The new facilities bring the company’s total to 59 data centers in 19 countries, including four in Australia, five in the UK and 23 in the US.

Shaky ground 

IBM pilgrimage
– Sebastian Moss/DCD

In the first quarter of 2017, IBM had the third largest share of the cloud market after AWS and Microsoft Azure.

The company reported its second quarter results yesterday, and found that its net income has decreased by two percent since Q2 last year, marking the 21st consecutive quarter of revenue decline. Despite this, IBM’s cloud revenue is up 17 percent year-on-year (with adjusted currency, 15 without). In 2016, its cloud revenue grew by 35 percent.

IBM has stated that it expects revenues from so-called strategic imperatives (such as AI and cloud computing) to increase in the second half of 2017 as a result of having signed new cloud contracts, including a 10 year cloud outsourcing deal with Lloyds Bank and a joint venture with China’s Dalian Wanda.

According to Synergy Research, overall cloud revenues worldwide are expected to increase between 23 and 29 percent on average every year for the next five years, meaning there is more room for IBM’s cloud to grow.
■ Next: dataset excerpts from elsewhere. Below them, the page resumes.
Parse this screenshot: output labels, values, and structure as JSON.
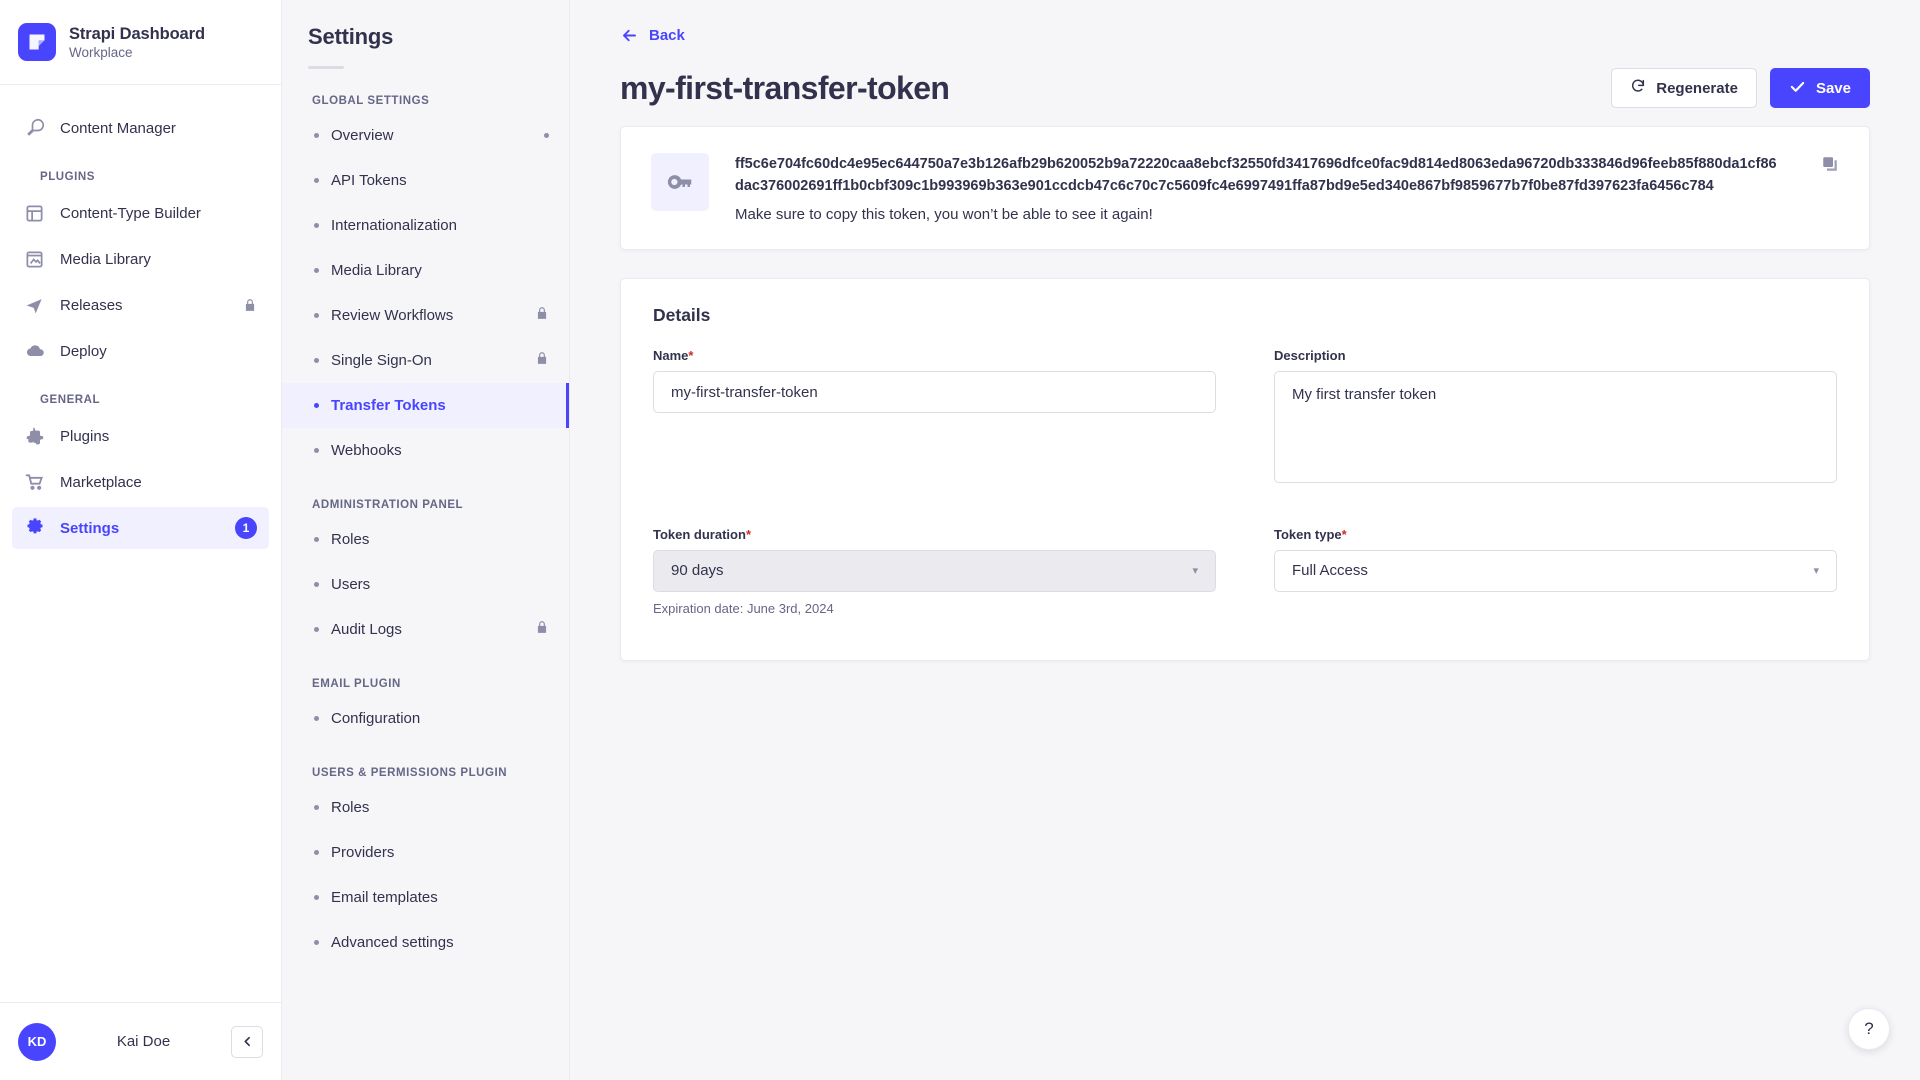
{
  "brand": {
    "title": "Strapi Dashboard",
    "subtitle": "Workplace",
    "logo_color": "#4945ff"
  },
  "main_nav": {
    "top_items": [
      {
        "label": "Content Manager",
        "icon": "feather-icon"
      }
    ],
    "sections": [
      {
        "label": "PLUGINS",
        "items": [
          {
            "label": "Content-Type Builder",
            "icon": "layout-icon",
            "locked": false
          },
          {
            "label": "Media Library",
            "icon": "image-icon",
            "locked": false
          },
          {
            "label": "Releases",
            "icon": "paper-plane-icon",
            "locked": true
          },
          {
            "label": "Deploy",
            "icon": "cloud-icon",
            "locked": false
          }
        ]
      },
      {
        "label": "GENERAL",
        "items": [
          {
            "label": "Plugins",
            "icon": "puzzle-icon",
            "locked": false
          },
          {
            "label": "Marketplace",
            "icon": "shopping-cart-icon",
            "locked": false
          },
          {
            "label": "Settings",
            "icon": "gear-icon",
            "locked": false,
            "active": true,
            "badge": "1"
          }
        ]
      }
    ]
  },
  "user": {
    "initials": "KD",
    "name": "Kai Doe"
  },
  "settings_nav": {
    "title": "Settings",
    "groups": [
      {
        "label": "GLOBAL SETTINGS",
        "items": [
          {
            "label": "Overview",
            "trailing": "dot"
          },
          {
            "label": "API Tokens"
          },
          {
            "label": "Internationalization"
          },
          {
            "label": "Media Library"
          },
          {
            "label": "Review Workflows",
            "trailing": "lock"
          },
          {
            "label": "Single Sign-On",
            "trailing": "lock"
          },
          {
            "label": "Transfer Tokens",
            "active": true
          },
          {
            "label": "Webhooks"
          }
        ]
      },
      {
        "label": "ADMINISTRATION PANEL",
        "items": [
          {
            "label": "Roles"
          },
          {
            "label": "Users"
          },
          {
            "label": "Audit Logs",
            "trailing": "lock"
          }
        ]
      },
      {
        "label": "EMAIL PLUGIN",
        "items": [
          {
            "label": "Configuration"
          }
        ]
      },
      {
        "label": "USERS & PERMISSIONS PLUGIN",
        "items": [
          {
            "label": "Roles"
          },
          {
            "label": "Providers"
          },
          {
            "label": "Email templates"
          },
          {
            "label": "Advanced settings"
          }
        ]
      }
    ]
  },
  "header": {
    "back_label": "Back",
    "page_title": "my-first-transfer-token",
    "regenerate_label": "Regenerate",
    "save_label": "Save",
    "accent_color": "#4945ff"
  },
  "token_banner": {
    "token": "ff5c6e704fc60dc4e95ec644750a7e3b126afb29b620052b9a72220caa8ebcf32550fd3417696dfce0fac9d814ed8063eda96720db333846d96feeb85f880da1cf86dac376002691ff1b0cbf309c1b993969b363e901ccdcb47c6c70c7c5609fc4e6997491ffa87bd9e5ed340e867bf9859677b7f0be87fd397623fa6456c784",
    "warning": "Make sure to copy this token, you won’t be able to see it again!"
  },
  "details": {
    "heading": "Details",
    "name": {
      "label": "Name",
      "required": true,
      "value": "my-first-transfer-token"
    },
    "description": {
      "label": "Description",
      "required": false,
      "value": "My first transfer token"
    },
    "token_duration": {
      "label": "Token duration",
      "required": true,
      "value": "90 days",
      "disabled": true,
      "hint": "Expiration date: June 3rd, 2024"
    },
    "token_type": {
      "label": "Token type",
      "required": true,
      "value": "Full Access"
    }
  },
  "help": {
    "label": "?"
  }
}
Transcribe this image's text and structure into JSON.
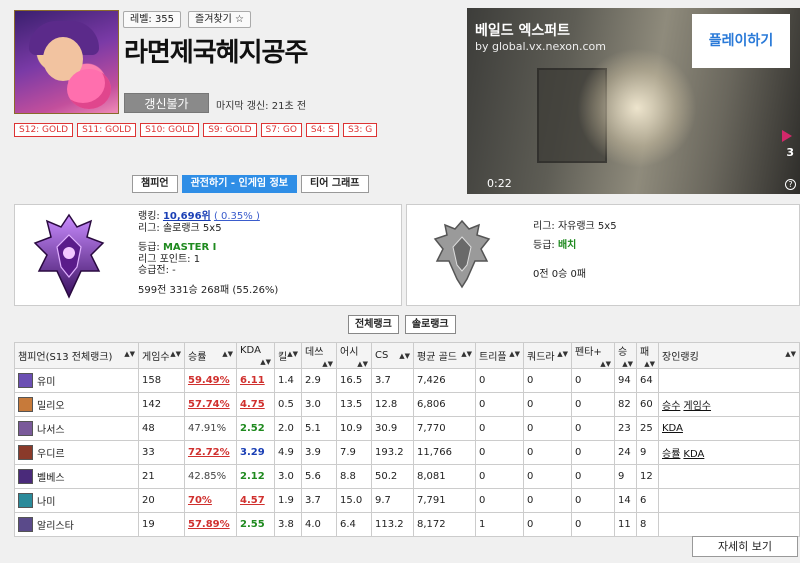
{
  "header": {
    "level_label": "레벨: 355",
    "favorite_label": "즐겨찾기 ☆",
    "summoner_name": "라면제국혜지공주",
    "renew_label": "갱신불가",
    "last_update": "마지막 갱신: 21초 전",
    "past_tiers": [
      "S12: GOLD",
      "S11: GOLD",
      "S10: GOLD",
      "S9: GOLD",
      "S7: GO",
      "S4: S",
      "S3: G"
    ]
  },
  "ad": {
    "title": "베일드 엑스퍼트",
    "url": "by global.vx.nexon.com",
    "play_label": "플레이하기",
    "time": "0:22",
    "count": "3",
    "info_icon": "info-icon"
  },
  "tabs": [
    {
      "label": "챔피언",
      "active": false
    },
    {
      "label": "관전하기 - 인게임 정보",
      "active": true
    },
    {
      "label": "티어 그래프",
      "active": false
    }
  ],
  "solo_rank": {
    "ranking_prefix": "랭킹: ",
    "ranking_value": "10,696위",
    "ranking_pct": "( 0.35% )",
    "league": "리그: 솔로랭크 5x5",
    "tier_prefix": "등급: ",
    "tier_value": "MASTER I",
    "lp": "리그 포인트: 1",
    "promo": "승급전: -",
    "record": "599전 331승 268패 (55.26%)"
  },
  "flex_rank": {
    "league": "리그: 자유랭크 5x5",
    "tier_prefix": "등급: ",
    "tier_value": "배치",
    "record": "0전 0승 0패"
  },
  "rank_toggle": [
    "전체랭크",
    "솔로랭크"
  ],
  "table": {
    "headers": [
      "챔피언(S13 전체랭크)",
      "게임수",
      "승률",
      "KDA",
      "킬",
      "데쓰",
      "어시",
      "CS",
      "평균 골드",
      "트리플",
      "쿼드라",
      "펜타+",
      "승",
      "패",
      "장인랭킹"
    ],
    "rows": [
      {
        "name": "유미",
        "games": "158",
        "winrate": "59.49%",
        "wr_style": "red",
        "kda": "6.11",
        "kda_style": "red",
        "kill": "1.4",
        "death": "2.9",
        "assist": "16.5",
        "cs": "3.7",
        "gold": "7,426",
        "triple": "0",
        "quadra": "0",
        "penta": "0",
        "win": "94",
        "lose": "64",
        "tags": [],
        "color": "#6b4fb3"
      },
      {
        "name": "밀리오",
        "games": "142",
        "winrate": "57.74%",
        "wr_style": "red",
        "kda": "4.75",
        "kda_style": "red",
        "kill": "0.5",
        "death": "3.0",
        "assist": "13.5",
        "cs": "12.8",
        "gold": "6,806",
        "triple": "0",
        "quadra": "0",
        "penta": "0",
        "win": "82",
        "lose": "60",
        "tags": [
          "승수",
          "게임수"
        ],
        "color": "#c77a3a"
      },
      {
        "name": "나서스",
        "games": "48",
        "winrate": "47.91%",
        "wr_style": "plain",
        "kda": "2.52",
        "kda_style": "green",
        "kill": "2.0",
        "death": "5.1",
        "assist": "10.9",
        "cs": "30.9",
        "gold": "7,770",
        "triple": "0",
        "quadra": "0",
        "penta": "0",
        "win": "23",
        "lose": "25",
        "tags": [
          "KDA"
        ],
        "color": "#7a5a9a"
      },
      {
        "name": "우디르",
        "games": "33",
        "winrate": "72.72%",
        "wr_style": "red",
        "kda": "3.29",
        "kda_style": "blue",
        "kill": "4.9",
        "death": "3.9",
        "assist": "7.9",
        "cs": "193.2",
        "gold": "11,766",
        "triple": "0",
        "quadra": "0",
        "penta": "0",
        "win": "24",
        "lose": "9",
        "tags": [
          "승률",
          "KDA"
        ],
        "color": "#8a3a2a"
      },
      {
        "name": "벨베스",
        "games": "21",
        "winrate": "42.85%",
        "wr_style": "plain",
        "kda": "2.12",
        "kda_style": "green",
        "kill": "3.0",
        "death": "5.6",
        "assist": "8.8",
        "cs": "50.2",
        "gold": "8,081",
        "triple": "0",
        "quadra": "0",
        "penta": "0",
        "win": "9",
        "lose": "12",
        "tags": [],
        "color": "#4a2a7a"
      },
      {
        "name": "나미",
        "games": "20",
        "winrate": "70%",
        "wr_style": "red",
        "kda": "4.57",
        "kda_style": "red",
        "kill": "1.9",
        "death": "3.7",
        "assist": "15.0",
        "cs": "9.7",
        "gold": "7,791",
        "triple": "0",
        "quadra": "0",
        "penta": "0",
        "win": "14",
        "lose": "6",
        "tags": [],
        "color": "#2a8a9a"
      },
      {
        "name": "알리스타",
        "games": "19",
        "winrate": "57.89%",
        "wr_style": "red",
        "kda": "2.55",
        "kda_style": "green",
        "kill": "3.8",
        "death": "4.0",
        "assist": "6.4",
        "cs": "113.2",
        "gold": "8,172",
        "triple": "1",
        "quadra": "0",
        "penta": "0",
        "win": "11",
        "lose": "8",
        "tags": [],
        "color": "#5a4a8a"
      }
    ]
  },
  "more_label": "자세히 보기"
}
The company believes that becoming the first cloud platform to adopt the EU’s Data Protection Code of Conduct for Cloud Service Providers, the official recommendation set out ahead of adoption of GDPR, means that organizations seeking out security in the cloud will flock to its services.

IBM’s chief financial officer Martin Schroeter also stated that the company’s “cognitive cloud” - i.e. its cloud platform combined with cognitive computing system, Watson - will give it the upper hand over other cloud providers.

At the same time, Wall Street analysts at Jeffries have suggested that, even though IBM offers “one of the most complete cognitive platforms available in the marketplace today,” it is also one of the most complex, requiring ”significant consulting work to gather and curate data.” Furthermore, the report found that IBM is not employing nearly as many AI experts as its rivals, meaning the system could soon become obsolete.